FROM THE MEDIA about
STEALING AMERICA:
Vote by Vote
"...tersely sobering documentary...mounts its case with hardheaded numerical logic."
- ENTERTAINMENT WEEKLY
“The year’s scariest movie...."Stealing" will send you out of the theater terrified for the future of democracy in America.”
- HOLLYWOOD REPORTER
"Stealing America: Vote by Vote does for American democracy what An Inconvenient Truth did for global warming."
- FILM JOURNAL INTERNATIONAL
SOURCE: H MAGAZINE
'Stealing America: Vote by Vote'
by Brent Simon
When is a vote really not a vote? Well, plenty of the time, it seems, sadly and frighteningly. Stealing America: Vote by Vote is a sort of political companion piece to Alex Gibney's 2005 documentary Enron: The Smartest Guys in the Room. Just as that movie shrewdly tackled the inanity and insanity of corporate culture, Stealing America looks at the ludicrousness of the election process, and its extreme and increasing fallibility in the digital age.
The film sheds light on vote counts that don't match votes cast and brings together behind-the-scenes perspectives from the U.S. presidential election of 2004 (where there was a disparity of 3.4 million, or 2.7 percent of the total number of ballots cast), as well as startling stories from key Congressional races from 1998 to 2006. In the shadows of another hugely important national election, it's hard to imagine a more topical, important documentary...
Narrated by Peter Coyote...as anecdotal incidents scattered like marbles seemingly reveal a larger behavioral pattern, Stealing America gathers energy, focus, and an angsty head of steam.
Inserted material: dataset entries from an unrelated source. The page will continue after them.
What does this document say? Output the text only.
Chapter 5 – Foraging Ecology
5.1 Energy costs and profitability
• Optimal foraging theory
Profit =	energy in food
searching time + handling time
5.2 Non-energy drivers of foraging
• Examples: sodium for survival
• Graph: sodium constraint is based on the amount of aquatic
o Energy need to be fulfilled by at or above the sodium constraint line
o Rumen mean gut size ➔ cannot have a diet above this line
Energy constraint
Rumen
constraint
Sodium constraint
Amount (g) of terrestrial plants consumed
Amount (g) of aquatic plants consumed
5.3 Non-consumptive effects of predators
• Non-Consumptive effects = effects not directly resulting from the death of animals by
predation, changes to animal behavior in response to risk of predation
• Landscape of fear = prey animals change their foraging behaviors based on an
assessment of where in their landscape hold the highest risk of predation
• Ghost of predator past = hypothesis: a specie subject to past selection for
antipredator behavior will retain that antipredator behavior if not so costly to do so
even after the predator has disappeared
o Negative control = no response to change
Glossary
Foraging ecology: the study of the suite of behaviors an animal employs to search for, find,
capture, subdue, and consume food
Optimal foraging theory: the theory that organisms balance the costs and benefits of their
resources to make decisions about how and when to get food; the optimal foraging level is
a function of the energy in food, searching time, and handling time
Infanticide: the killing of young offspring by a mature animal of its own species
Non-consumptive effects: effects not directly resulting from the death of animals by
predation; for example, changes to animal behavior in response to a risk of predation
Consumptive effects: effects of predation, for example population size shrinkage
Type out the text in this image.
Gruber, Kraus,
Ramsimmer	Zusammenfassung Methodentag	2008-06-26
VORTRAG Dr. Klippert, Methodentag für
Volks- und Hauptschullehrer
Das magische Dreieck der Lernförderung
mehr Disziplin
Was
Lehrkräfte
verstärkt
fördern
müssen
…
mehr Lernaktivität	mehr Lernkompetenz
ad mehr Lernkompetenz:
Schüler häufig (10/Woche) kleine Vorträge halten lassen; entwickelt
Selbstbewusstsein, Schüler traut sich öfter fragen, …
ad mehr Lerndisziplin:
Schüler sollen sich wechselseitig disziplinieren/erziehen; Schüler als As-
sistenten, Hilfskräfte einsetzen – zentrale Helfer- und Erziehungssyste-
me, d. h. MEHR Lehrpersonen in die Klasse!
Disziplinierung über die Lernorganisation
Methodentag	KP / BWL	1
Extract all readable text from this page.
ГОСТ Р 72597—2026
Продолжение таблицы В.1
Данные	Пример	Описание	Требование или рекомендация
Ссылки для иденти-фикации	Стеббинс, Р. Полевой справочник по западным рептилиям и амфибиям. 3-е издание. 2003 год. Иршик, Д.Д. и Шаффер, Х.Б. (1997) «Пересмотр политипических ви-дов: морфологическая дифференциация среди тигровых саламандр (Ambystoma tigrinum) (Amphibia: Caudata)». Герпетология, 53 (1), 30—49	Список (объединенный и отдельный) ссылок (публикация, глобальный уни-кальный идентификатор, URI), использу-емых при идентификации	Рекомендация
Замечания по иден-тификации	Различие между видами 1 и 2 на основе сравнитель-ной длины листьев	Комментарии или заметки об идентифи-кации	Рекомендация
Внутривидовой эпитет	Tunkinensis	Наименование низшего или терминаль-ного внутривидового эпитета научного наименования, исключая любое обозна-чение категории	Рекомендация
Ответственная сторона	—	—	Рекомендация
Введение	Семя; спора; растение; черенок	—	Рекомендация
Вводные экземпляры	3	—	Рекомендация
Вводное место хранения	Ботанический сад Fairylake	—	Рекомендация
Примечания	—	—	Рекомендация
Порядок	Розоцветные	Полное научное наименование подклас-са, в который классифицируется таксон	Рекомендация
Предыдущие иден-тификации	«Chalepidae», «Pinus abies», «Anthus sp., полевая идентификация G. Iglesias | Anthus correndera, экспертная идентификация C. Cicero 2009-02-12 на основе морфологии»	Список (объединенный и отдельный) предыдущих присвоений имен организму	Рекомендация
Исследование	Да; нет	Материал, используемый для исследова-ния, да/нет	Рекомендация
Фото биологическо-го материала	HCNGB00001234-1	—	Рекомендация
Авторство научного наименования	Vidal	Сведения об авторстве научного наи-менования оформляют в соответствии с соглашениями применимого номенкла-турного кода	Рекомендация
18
Director Dorothy Fadiman has the natural advantage of numbers and narrative on her side, so she doesn't need to really take an antagonistic stance or pump too much showmanship into her project. And she doesn't; she's the anti-Michael Moore in this regard...
In the end, though, Stealing America still swings a heavy bat -- the issue wins out, and carries the day, and because of that the movie's few shortcomings matter a lot less than they would were the subject matter different. Compelling interviewees like Florida State Supervisor of Elections Ion Sancho, New Mexico activist Pat Leahan, and Ohio poll worker Kim Akins certainly help matters too, giving the movie heart and conscience.
The greatest lesson of Stealing America is that if the country is going to more fully actualize its theoretical democracy, it will take more feet-held-to-the-fire accountability of our elected officials -- no matter their party affiliation -- in order to make honest, sensible reforms stick, so that no single party can rig the system to its advantage.